Why are These Damages Easy to Calculate?

Special damages, as opposed to general damages that we will discuss in a moment, are easier to calculate because an injury victim or their Martinsburg personal injury attorney will be able to provide concrete proof of a loss. This can include medical bills, pay stubs, tax returns, and more.

An exception to special damages that are easy to calculate would be coverage of future medical expenses and loss of future earnings. Because these expenses have not happened yet, there is no way to definitively prove exact costs. Both future expected medical bills and future lost earnings will need to be estimated and may require assistance from medical and economic expert witnesses.

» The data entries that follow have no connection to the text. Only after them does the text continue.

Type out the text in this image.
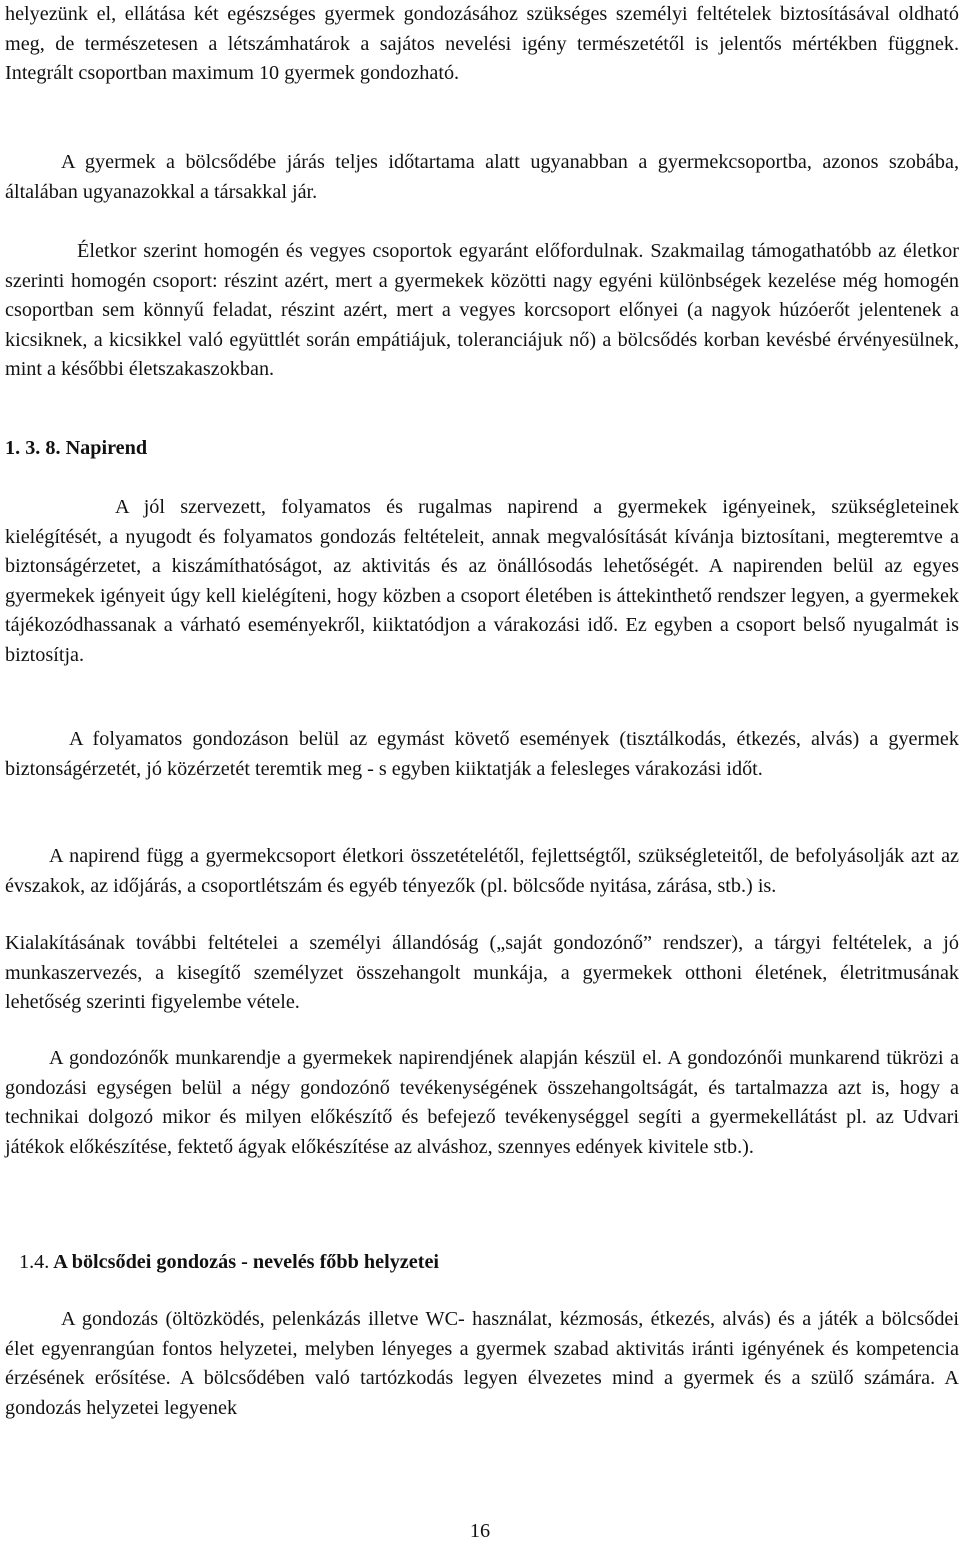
helyezünk el, ellátása két egészséges gyermek gondozásához szükséges személyi feltételek biztosításával oldható meg, de természetesen a létszámhatárok a sajátos nevelési igény természetétől is jelentős mértékben függnek. Integrált csoportban maximum 10 gyermek gondozható.

A gyermek a bölcsődébe járás teljes időtartama alatt ugyanabban a gyermekcsoportba, azonos szobába, általában ugyanazokkal a társakkal jár.

Életkor szerint homogén és vegyes csoportok egyaránt előfordulnak. Szakmailag támogathatóbb az életkor szerinti homogén csoport: részint azért, mert a gyermekek közötti nagy egyéni különbségek kezelése még homogén csoportban sem könnyű feladat, részint azért, mert a vegyes korcsoport előnyei (a nagyok húzóerőt jelentenek a kicsiknek, a kicsikkel való együttlét során empátiájuk, toleranciájuk nő) a bölcsődés korban kevésbé érvényesülnek, mint a későbbi életszakaszokban.

1. 3. 8. Napirend

A jól szervezett, folyamatos és rugalmas napirend a gyermekek igényeinek, szükségleteinek kielégítését, a nyugodt és folyamatos gondozás feltételeit, annak megvalósítását kívánja biztosítani, megteremtve a biztonságérzetet, a kiszámíthatóságot, az aktivitás és az önállósodás lehetőségét. A napirenden belül az egyes gyermekek igényeit úgy kell kielégíteni, hogy közben a csoport életében is áttekinthető rendszer legyen, a gyermekek tájékozódhassanak a várható eseményekről, kiiktatódjon a várakozási idő. Ez egyben a csoport belső nyugalmát is biztosítja.

A folyamatos gondozáson belül az egymást követő események (tisztálkodás, étkezés, alvás) a gyermek biztonságérzetét, jó közérzetét teremtik meg - s egyben kiiktatják a felesleges várakozási időt.

A napirend függ a gyermekcsoport életkori összetételétől, fejlettségtől, szükségleteitől, de befolyásolják azt az évszakok, az időjárás, a csoportlétszám és egyéb tényezők (pl. bölcsőde nyitása, zárása, stb.) is.

Kialakításának további feltételei a személyi állandóság („saját gondozónő” rendszer), a tárgyi feltételek, a jó munkaszervezés, a kisegítő személyzet összehangolt munkája, a gyermekek otthoni életének, életritmusának lehetőség szerinti figyelembe vétele.

A gondozónők munkarendje a gyermekek napirendjének alapján készül el. A gondozónői munkarend tükrözi a gondozási egységen belül a négy gondozónő tevékenységének összehangoltságát, és tartalmazza azt is, hogy a technikai dolgozó mikor és milyen előkészítő és befejező tevékenységgel segíti a gyermekellátást pl. az Udvari játékok előkészítése, fektető ágyak előkészítése az alváshoz, szennyes edények kivitele stb.).

1.4. A bölcsődei gondozás - nevelés főbb helyzetei

A gondozás (öltözködés, pelenkázás illetve WC- használat, kézmosás, étkezés, alvás) és a játék a bölcsődei élet egyenrangúan fontos helyzetei, melyben lényeges a gyermek szabad aktivitás iránti igényének és kompetencia érzésének erősítése. A bölcsődében való tartózkodás legyen élvezetes mind a gyermek és a szülő számára. A gondozás helyzetei legyenek

16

General Damages, Explained Briefly

The other type of damages that are often awarded in a personal injury case are called “general damages,” also sometimes referred to as “non-economic damages.” General damages refer to the various physical and emotional pain and suffering that an injury victim endures. Some of the most common types of general damages that are awarded in these cases includes:

  • Pain and suffering damages
  • Loss personal enjoyment damages
  • Mental anguish damages
  • Loss of consortium damages
  • Loss of companionship damages

General damages are typically going to be harder to calculate than the special damages mentioned above. There are no bills or receipts that can show a person’s mental anguish.

Is an Attorney Necessary to Prove Special Damages?

Most personal injury cases are handled out of court and through settlements with insurance carriers. However, it is not uncommon for insurance carriers to make unreasonably low offers or to even deny a claim. It may be necessary to involve an accident attorney to help force an insurance carrier to make a fair settlement. If the insurance company still refuses to adequately compensate an injury victim, it may be necessary to file a lawsuit against an alleged negligent party.